SaSame Research Agent
AEO structures content, metadata, and APIs so AI assistants and autonomous agents can accurately retrieve, summarize, and invoke a service—treating AI systems as first-class consumers.
Answer-Engine Optimization (AEO) is the discipline of making a service accurately retrievable and citeable by AI assistants, RAG pipelines, and autonomous agents. As AI systems increasingly mediate information discovery—synthesizing direct answers rather than listing links—a service that is invisible or ambiguous to these systems loses reach regardless of its traditional search-engine ranking. AEO treats language models and agent runtimes as first-class consumers of web content and API surfaces.
The technical foundation of AEO spans several layers. At the crawl layer, permitting AI user-agents in robots.txt and publishing a llms.txt file signals that content is available for ingestion. At the content layer, JSON-LD markup using schema.org vocabularies makes entities, offerings, and relationships explicit rather than implied. At the programmatic layer, a Model Context Protocol (MCP) server exposes callable tools so agents can interact with the service directly—moving from passive discovery to active invocation.
Content strategy for AEO favors precision over volume. Short factual paragraphs, explicit Q&A sections, and unambiguous self-descriptions reduce hallucination risk by giving retrieval models clear source material to compress. Studios like SaSame, which build MCP servers, RAG pipelines, and agent integrations as core products, structure their public documentation with AI assistants as the primary reader—avoiding superlatives and grounding claims in verifiable facts.
AEO is an evolving field without a fixed canonical standard. Practitioners should monitor how major LLM providers describe their retrieval and citation preferences, track emerging conventions such as llms.txt, and regularly audit whether AI assistants surface their service accurately for relevant queries. Meaningful signals include appearance in AI-generated answers for relevant topics and successful invocation of programmatic endpoints by autonomous agents.
What is Answer-Engine Optimization (AEO)?
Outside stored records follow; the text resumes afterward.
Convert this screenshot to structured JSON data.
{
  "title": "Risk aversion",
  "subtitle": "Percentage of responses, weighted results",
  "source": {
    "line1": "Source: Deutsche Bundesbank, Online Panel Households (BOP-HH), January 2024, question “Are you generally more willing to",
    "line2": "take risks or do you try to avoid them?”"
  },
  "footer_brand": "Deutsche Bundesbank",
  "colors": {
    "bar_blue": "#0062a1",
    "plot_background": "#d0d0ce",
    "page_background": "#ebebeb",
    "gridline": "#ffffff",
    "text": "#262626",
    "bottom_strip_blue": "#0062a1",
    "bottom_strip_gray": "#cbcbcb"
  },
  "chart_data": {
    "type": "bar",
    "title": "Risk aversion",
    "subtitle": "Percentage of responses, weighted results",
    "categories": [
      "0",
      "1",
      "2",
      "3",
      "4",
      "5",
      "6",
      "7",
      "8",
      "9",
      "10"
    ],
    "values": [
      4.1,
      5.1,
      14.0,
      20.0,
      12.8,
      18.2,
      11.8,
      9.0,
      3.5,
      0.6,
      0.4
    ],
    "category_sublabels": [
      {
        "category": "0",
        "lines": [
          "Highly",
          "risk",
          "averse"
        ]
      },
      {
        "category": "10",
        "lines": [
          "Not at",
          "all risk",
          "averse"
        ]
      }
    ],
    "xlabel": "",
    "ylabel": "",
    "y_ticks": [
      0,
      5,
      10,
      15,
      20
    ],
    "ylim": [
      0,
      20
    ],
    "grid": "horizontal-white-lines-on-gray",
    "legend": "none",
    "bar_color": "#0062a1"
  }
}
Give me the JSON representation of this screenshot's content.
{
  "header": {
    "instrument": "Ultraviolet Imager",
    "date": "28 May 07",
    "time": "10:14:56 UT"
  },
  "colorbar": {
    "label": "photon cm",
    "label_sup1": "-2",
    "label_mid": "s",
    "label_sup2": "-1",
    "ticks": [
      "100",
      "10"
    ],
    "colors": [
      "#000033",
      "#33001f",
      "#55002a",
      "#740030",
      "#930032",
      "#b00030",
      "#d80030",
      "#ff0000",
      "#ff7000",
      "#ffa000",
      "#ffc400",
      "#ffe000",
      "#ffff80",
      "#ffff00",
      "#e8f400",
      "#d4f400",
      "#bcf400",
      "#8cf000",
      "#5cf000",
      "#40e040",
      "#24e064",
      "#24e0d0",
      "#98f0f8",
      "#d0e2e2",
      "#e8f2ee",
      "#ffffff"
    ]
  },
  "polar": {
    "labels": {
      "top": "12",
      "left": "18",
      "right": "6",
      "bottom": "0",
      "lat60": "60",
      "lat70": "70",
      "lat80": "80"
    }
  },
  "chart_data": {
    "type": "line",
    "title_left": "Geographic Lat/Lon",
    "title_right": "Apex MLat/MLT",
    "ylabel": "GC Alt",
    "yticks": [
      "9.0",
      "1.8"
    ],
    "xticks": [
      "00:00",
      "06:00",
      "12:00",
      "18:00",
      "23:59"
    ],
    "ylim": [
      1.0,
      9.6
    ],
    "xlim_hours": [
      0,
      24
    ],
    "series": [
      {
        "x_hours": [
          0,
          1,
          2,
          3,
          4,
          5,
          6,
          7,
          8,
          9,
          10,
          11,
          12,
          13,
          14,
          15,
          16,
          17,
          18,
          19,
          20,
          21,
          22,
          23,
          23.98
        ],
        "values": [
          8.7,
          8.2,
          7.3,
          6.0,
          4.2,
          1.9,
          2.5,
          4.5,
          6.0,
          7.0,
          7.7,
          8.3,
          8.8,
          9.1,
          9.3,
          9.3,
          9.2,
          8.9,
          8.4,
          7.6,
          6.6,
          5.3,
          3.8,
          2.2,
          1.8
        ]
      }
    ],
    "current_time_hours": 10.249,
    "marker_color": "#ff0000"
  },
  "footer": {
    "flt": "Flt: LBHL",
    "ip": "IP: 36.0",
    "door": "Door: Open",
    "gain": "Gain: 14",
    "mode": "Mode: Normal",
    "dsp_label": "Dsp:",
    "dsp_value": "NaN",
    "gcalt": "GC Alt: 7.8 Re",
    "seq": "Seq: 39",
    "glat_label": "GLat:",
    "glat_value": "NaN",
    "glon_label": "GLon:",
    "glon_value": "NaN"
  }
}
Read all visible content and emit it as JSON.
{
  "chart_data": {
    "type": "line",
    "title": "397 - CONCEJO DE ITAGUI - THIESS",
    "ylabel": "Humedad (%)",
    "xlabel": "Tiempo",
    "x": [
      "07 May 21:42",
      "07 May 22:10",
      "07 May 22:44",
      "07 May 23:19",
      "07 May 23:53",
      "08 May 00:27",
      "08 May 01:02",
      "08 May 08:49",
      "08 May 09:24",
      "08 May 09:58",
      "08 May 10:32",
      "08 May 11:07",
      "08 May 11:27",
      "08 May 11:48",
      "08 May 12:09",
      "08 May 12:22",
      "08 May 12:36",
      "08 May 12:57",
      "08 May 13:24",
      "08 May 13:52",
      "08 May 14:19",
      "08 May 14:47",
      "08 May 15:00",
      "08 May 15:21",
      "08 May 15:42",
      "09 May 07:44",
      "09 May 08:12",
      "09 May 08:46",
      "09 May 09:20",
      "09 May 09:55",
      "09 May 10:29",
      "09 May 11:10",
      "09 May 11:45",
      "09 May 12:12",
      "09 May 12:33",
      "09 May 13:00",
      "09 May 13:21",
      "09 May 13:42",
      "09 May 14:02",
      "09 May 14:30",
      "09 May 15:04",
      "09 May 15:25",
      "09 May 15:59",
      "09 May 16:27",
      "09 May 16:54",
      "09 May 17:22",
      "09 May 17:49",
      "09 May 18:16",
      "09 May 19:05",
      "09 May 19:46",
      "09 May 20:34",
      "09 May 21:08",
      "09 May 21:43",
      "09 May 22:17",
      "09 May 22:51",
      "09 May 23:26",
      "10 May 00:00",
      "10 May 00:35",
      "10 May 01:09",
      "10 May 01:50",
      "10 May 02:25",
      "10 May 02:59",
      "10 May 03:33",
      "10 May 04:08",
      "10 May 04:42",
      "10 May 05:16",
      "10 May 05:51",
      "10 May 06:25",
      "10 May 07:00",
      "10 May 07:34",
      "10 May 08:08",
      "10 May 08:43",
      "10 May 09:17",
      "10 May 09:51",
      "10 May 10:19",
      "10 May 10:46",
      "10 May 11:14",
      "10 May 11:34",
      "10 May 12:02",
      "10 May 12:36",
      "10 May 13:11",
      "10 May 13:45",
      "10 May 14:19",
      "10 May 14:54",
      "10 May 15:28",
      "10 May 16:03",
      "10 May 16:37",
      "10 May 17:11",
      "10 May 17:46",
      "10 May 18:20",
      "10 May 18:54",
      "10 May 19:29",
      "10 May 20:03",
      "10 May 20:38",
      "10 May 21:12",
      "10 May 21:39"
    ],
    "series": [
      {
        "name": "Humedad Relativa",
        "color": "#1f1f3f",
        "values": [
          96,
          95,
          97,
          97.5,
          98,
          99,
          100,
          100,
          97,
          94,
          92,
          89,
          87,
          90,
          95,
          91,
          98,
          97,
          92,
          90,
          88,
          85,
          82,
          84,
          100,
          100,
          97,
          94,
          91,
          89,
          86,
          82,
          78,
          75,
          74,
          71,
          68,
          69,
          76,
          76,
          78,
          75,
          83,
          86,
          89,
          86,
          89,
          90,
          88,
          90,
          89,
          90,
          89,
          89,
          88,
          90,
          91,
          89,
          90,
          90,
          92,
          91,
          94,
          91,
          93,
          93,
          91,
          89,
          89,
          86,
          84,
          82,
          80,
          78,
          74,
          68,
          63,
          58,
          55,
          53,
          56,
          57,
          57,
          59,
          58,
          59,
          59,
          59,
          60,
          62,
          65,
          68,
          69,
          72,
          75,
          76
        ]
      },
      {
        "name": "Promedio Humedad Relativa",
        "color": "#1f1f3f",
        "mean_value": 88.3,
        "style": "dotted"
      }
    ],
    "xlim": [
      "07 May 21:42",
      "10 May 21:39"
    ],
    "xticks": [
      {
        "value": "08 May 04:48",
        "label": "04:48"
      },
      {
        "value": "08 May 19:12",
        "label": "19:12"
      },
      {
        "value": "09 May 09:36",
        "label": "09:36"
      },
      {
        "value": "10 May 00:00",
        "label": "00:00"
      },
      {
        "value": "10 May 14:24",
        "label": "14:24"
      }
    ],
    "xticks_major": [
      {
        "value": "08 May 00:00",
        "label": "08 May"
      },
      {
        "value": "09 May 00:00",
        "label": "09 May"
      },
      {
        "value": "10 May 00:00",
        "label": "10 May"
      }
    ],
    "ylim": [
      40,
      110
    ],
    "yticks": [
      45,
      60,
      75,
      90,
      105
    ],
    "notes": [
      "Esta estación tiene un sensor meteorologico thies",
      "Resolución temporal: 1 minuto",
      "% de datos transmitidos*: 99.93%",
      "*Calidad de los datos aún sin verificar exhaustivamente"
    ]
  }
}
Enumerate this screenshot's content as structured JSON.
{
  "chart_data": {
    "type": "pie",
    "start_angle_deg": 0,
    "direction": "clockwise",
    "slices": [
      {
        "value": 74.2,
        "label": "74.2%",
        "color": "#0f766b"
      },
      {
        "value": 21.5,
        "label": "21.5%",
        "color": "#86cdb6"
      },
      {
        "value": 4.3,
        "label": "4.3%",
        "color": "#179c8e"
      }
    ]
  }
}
AEO is the practice of structuring a service's content, metadata, and programmatic interfaces so AI assistants and language models can accurately retrieve and cite it. It extends traditional SEO by treating AI systems—not only human users—as the primary audience for a web presence.
How does AEO differ from traditional SEO?
SEO optimizes for keyword ranking in search result pages that humans browse. AEO optimizes for direct retrieval and citation by AI systems, where structured, factual, and unambiguous content performs better than keyword-dense prose. The distribution mechanism is an AI-synthesized answer, not a ranked link list.
What is llms.txt and why does it matter for AEO?
llms.txt is an emerging convention: a plain-text file placed at a site's root that declares what the site does and which URLs contain authoritative content, targeting LLM ingestion rather than crawler exclusion. It mirrors the purpose of robots.txt but for AI reading pipelines. Publishing one makes it easier for retrieval-augmented systems to identify canonical sources.
What technical signals do AI crawlers and RAG pipelines look for?
They favor: robots.txt entries that permit AI user-agents, an llms.txt file listing canonical pages, JSON-LD structured data (schema.org vocabularies) that makes entities and offerings explicit, and clean machine-readable HTML without JavaScript-gated content. Well-documented REST APIs or MCP servers allow agents to go beyond reading and actively invoke the service.
How can a service expose itself programmatically to AI agents?
Publishing a Model Context Protocol (MCP) server gives AI agents a standardized interface to call a service's capabilities directly, not just read static descriptions. MCP tools appear in agent runtimes' tool-use menus, enabling discovery through use rather than through crawling alone.